Iran’s military announced early on Saturday that it had accidentally shot down a Ukrainian passenger jet, blaming human error because of what it called the plane’s sharp, unexpected turn toward a sensitive military base.
After days of tension since the jet crashed near Tehran on Wednesday, the same day that Iranian missiles struck American bases in Iraq, the admission was a stunning reversal. Iran initially maintained that mechanical issues had brought the Boeing airliner down, killing all 176 people aboard.
“The Islamic Republic of Iran deeply regrets this disastrous mistake,” President Hassan Rouhani said on Twitter soon after the military released its statement. He offered condolences to the victims’ families and said investigations were underway. The military said the person responsible would face legal consequences.

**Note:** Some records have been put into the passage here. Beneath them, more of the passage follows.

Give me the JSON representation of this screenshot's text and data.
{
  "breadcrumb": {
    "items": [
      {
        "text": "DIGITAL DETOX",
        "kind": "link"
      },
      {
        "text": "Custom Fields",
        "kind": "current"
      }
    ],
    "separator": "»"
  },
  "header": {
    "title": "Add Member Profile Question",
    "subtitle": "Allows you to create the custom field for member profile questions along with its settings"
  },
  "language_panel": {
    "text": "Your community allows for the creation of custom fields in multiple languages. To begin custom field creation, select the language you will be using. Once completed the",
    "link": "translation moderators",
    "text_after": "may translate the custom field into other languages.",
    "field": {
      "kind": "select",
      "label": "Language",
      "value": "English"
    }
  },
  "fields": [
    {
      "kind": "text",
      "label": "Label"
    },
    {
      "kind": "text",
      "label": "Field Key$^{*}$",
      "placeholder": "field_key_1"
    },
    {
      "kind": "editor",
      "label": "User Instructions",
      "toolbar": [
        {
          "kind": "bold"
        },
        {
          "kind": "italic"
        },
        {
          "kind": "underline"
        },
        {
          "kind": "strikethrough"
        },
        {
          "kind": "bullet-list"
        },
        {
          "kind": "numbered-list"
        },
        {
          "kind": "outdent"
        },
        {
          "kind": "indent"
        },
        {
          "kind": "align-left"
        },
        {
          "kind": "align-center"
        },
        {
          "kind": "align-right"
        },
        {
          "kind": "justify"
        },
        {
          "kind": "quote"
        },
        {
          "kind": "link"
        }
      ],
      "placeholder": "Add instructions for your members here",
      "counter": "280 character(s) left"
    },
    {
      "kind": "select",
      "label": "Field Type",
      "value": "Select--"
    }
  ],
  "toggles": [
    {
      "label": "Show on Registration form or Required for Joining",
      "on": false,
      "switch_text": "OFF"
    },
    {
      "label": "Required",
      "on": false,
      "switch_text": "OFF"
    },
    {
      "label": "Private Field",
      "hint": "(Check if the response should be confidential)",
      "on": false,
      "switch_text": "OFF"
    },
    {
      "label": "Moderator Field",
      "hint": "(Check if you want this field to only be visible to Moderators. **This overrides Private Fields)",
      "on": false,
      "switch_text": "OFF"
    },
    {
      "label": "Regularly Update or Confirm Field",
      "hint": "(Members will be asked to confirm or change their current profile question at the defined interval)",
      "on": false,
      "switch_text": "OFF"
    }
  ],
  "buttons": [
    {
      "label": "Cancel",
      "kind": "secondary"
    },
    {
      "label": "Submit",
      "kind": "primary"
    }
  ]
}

International pressure had been building on Iran to take responsibility. American and allied intelligence assessments had already concluded that Iranian missiles brought down the plane, Ukraine International Airlines Flight 752, most likely by accident, amid the heightened tensions between the US and Iran.
“The little credibility that the Islamic Republic had among its supporters suffered a major blow tonight,” said Rouzbeh MirEmbrahim, an independent Iran analyst in New York and a consultant with the UN. “This tragedy undermines the image Iran has cultivated as a military power and weakened it significantly both regionally and internationally.”
On social media, Iranians began expressing anger toward the military soon after the announcement, many of them using the term “harshest revenge”, which officials had repeatedly promised in the wake of the American drone strike that killed Major General Qassem Soleimani, a powerful Revolutionary Guards commander, last week.
“They were supposed to take their harsh revenge against America, not the people,” wrote Mojtaba Fathi, a journalist.
The Iranian military’s statement said the plane “took the flying posture and altitude of an enemy target” as it came close to an Islamic Revolutionary Guards Corps base. It said that “under these circumstances, because of human error”, the plane “came under fire”.
The military said it would undertake “major reform in operations of all armed forces” to make sure that such an error never happened again.
It said Revolutionary Guards officials had been ordered to appear on state media and give the public a full explanation.
In a statement of his own, Iran’s foreign minister, Mohammad Javad Zarif, tried to place some of the blame on the US, saying on Twitter that the disaster was “caused by US adventurism”.
The military’s statement said there had been information suggesting the US was “preparing to aerially target sensitive defence and key sites and multiple targets in our country, and this led to even more sensitive defence posture by our anti-aircraft units”. The state department had no immediate comment.
Suspicions that an Iranian missile had brought down the plane were raised immediately after the crash on Wednesday morning — just hours after Iran fired missiles at two bases in Iraq housing American forces.
The Iranians asked the National Transportation Safety Board to help with the investigation, and the state department granted waivers to allow the American agency to help.
A senior administration official said on Friday that he thought the Iranians wanted American investigators there to keep up the appearance that they did not know what had caused the crash.
The official said the Iranian military had poor command and control.